Gene expression patterns associated with postembryonic development

To aid in annotation of molting and metamorphosis genes, notably those with multiple copies and putative duplicates in the genome, and to globally characterize gene expression associated with progression from F. occidentalis larvae to adulthood, we performed weighted correlation network analysis (WGCNA) on normalized read counts (FPKM values) generated for healthy first-instar larvae (L1), propupae (P1), and adults (mixed males and females) across three biological replicates per developmental stage from a previously published RNA-seq study [24] (NCBI Bioproject PRJNA454326, SRA accessions: SRX4015378, SRX4061765, SRX4061766, SRX4159448, SRX4159449, SRX4159450, SRX4159451, SRX4159452). WGCNA is a clustering method that places highly correlated transcripts into colored modules based on similar patterns of expression across samples [43]. The resulting modules are used to form a correlation network to identify correlated genes in transcriptome-wide expression data sets (e.g., RNA-seq count data) and to identify the strength of associations (statistically significant correlations) between these groups of co-expressed genes (modules) and external sample traits of interest (developmental stage in the present study). Genes of zero variance were filtered out from the RNA-seq data in preparation for WGCNA. A scale-free topology threshold of 0.8 was used to identify the proper soft power of 16 for analysis. Adjacency matrix was calculated for signed network construction. Modules were determined by the dynamic tree cutting algorithm with a minimum of 20 genes per module. After relating modules to external sample traits, modules with the highest correlations were selected for further analysis using REVIGO [255] on stage-associated genes and gene ontologies (GO terms) to filter out functional redundancies between gene ontology (GO) terms (e.g., genes enriched in child terms that are counted in their associated parent terms) prior to visualization of semantically similar GO clusters for each developmental stage. Using a targeted approach, we repeated the WGCNA analysis on the curated molting and metamorphosis gene set using the same parameters, validating 60–85% clustering of these genes into modules discriminated by the global network analysis.

Identification of sex-specific genes

To generate a repertoire of sex-specific genes and to identify genes associated with F. occidentalis reproduction, we performed differential gene expression analyses on RNA-seq data for male, female, and pre-adult (larvae and pupae mixed) samples that were generated to assist in gene prediction for this genome project (Additional file 1: Table S1, NCBI Bioproject: PRJNA203209, SRA accessions: SRX897632, SRX897634, SRX897633) using a previously described strategy [313, 314]. Additional thrips species sequenced as a part of the 1KITE project (Frankliniella cephalica, PRJNA219559; Gynaikothrips ficorum, PRJNA219563; Thrips palmi; PRJNA219609) were used for identification of conserved sex- and stage-specific genes between these thrips species.

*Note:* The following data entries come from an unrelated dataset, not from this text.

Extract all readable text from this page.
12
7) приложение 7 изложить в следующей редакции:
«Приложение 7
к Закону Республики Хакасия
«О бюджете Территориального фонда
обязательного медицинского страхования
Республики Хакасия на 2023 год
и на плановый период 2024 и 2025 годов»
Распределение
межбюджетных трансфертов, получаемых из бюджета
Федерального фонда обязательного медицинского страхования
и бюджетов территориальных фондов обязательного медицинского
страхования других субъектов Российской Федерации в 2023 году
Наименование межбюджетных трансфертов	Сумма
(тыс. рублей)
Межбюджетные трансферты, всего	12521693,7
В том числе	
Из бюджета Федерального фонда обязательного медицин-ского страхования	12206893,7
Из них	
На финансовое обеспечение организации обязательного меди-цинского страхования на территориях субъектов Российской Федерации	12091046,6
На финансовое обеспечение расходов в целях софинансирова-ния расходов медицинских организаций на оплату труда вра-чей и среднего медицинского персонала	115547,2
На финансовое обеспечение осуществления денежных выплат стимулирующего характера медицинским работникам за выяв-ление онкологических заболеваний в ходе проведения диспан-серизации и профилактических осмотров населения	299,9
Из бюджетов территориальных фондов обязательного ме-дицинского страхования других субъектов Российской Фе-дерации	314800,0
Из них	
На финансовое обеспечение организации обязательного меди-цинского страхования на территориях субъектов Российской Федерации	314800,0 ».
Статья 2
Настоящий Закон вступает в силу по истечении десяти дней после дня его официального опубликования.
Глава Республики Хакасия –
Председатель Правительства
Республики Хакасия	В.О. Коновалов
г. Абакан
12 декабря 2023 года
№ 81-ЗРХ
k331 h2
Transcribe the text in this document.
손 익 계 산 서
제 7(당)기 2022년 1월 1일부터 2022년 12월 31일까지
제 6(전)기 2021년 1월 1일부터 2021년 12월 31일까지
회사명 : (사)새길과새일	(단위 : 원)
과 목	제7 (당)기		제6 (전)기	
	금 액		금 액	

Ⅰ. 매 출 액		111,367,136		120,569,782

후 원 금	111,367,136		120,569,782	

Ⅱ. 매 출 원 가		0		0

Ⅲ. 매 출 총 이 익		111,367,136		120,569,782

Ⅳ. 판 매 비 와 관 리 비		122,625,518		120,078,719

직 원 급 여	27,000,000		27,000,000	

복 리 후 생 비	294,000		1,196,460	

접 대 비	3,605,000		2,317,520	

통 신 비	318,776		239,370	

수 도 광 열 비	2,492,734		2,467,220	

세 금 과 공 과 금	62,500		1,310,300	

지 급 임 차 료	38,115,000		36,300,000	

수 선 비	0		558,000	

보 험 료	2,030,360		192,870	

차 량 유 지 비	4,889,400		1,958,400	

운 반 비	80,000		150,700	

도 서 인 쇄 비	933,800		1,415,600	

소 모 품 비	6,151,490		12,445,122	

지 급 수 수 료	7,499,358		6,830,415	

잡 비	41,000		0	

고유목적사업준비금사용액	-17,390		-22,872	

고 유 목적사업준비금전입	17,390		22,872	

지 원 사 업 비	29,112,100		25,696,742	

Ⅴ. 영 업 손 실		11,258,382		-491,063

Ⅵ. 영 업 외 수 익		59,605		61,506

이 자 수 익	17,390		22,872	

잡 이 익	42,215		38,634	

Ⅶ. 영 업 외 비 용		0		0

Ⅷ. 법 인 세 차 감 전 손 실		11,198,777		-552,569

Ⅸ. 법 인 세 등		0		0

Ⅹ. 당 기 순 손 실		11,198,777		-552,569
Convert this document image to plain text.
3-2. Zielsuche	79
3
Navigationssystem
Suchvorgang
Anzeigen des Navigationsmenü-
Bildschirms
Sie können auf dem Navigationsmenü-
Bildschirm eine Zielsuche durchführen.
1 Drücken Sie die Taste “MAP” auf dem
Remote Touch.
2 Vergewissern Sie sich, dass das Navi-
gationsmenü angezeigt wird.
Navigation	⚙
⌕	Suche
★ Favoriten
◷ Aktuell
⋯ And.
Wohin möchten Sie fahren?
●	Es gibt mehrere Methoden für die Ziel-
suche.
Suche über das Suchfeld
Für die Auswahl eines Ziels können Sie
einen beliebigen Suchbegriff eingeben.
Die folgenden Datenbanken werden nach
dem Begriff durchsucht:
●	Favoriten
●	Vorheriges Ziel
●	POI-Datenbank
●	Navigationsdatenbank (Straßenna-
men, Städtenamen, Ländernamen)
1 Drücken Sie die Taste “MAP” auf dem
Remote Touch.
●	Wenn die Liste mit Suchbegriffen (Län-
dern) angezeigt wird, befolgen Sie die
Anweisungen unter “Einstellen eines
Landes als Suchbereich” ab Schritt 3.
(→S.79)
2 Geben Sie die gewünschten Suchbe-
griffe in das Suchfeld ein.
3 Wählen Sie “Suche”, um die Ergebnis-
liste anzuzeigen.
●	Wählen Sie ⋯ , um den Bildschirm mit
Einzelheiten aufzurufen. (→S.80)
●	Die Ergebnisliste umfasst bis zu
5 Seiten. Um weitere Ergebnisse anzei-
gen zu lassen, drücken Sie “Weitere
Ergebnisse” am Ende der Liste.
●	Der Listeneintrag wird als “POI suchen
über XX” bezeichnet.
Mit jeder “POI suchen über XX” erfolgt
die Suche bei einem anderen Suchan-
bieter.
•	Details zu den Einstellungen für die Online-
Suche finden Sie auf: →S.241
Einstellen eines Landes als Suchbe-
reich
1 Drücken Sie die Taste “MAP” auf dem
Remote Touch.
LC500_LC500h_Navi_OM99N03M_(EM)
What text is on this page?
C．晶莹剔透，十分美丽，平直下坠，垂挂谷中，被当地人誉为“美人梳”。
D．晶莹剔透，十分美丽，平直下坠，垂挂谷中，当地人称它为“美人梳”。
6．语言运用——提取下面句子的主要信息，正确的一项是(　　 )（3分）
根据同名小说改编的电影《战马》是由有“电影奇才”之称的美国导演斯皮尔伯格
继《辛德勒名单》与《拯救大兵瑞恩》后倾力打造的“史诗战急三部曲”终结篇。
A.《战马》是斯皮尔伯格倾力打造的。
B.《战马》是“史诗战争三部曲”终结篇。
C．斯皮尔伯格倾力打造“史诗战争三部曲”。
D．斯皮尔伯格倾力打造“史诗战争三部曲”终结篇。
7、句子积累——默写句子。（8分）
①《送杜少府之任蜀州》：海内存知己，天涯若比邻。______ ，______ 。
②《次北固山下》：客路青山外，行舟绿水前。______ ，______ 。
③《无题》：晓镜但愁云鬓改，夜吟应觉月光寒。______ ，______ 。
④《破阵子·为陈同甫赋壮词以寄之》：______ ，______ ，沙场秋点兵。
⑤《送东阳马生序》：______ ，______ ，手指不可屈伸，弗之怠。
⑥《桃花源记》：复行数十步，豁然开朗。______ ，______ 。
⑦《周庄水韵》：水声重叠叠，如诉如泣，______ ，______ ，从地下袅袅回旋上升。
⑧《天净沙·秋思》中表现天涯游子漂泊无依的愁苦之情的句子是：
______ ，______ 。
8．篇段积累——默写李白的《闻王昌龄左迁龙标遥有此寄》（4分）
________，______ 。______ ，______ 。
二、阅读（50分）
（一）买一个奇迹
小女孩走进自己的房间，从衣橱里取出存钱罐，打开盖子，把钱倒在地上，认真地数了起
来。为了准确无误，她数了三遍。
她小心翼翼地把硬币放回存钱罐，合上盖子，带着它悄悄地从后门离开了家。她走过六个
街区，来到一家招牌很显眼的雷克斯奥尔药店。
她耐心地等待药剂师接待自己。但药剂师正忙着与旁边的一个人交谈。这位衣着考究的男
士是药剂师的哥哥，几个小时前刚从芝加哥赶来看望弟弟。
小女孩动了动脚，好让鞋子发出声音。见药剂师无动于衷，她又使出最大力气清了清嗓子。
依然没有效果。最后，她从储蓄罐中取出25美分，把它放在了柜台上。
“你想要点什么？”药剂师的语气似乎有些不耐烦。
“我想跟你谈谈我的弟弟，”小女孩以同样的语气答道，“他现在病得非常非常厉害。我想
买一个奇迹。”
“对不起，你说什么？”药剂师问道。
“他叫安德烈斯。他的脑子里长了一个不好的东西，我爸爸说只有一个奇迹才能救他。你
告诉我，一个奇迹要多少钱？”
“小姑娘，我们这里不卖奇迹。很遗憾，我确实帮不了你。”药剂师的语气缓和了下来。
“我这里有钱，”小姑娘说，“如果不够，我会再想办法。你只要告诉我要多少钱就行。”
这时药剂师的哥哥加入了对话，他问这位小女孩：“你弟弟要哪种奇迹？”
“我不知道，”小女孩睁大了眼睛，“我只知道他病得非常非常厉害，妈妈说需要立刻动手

The F. occidentalis RNA-seq set was assessed with FastQC and trimmed with CLC Genomics. Reads were permitted to match up to five locations with only two mismatches and required at least 90% similarity at 70% of transcript length. Transcript levels were normalized to transcripts per million (TPM) and significant enrichment was determined with Baggerly’s test (beta-binomial distribution statistic) followed by Bonferroni correction (at 0.01) and a two-fold difference between samples. Gene identification was obtained through BLASTx searches against an NCBI non-redundant protein arthropod database with an E-value cut-off of 0.001. RNA-seq sets for the other thrips species were BLAST-searched against the finalized female, male, and pre-adult F. occidentalis sets (E-value ≤ 1.00 × 10− 20). Venn diagrams [315] (http://bioinformatics.psb.ugent.be/webtools/Venn/) were used to depict the number of shared genes in female, male, and pre-adult thrips. Fold change and the number of unique gene reads from the conserved female and male thrips genes were used to identify highly enriched genes (> 1000 unique reads, > 4-fold difference) in female and male thrips.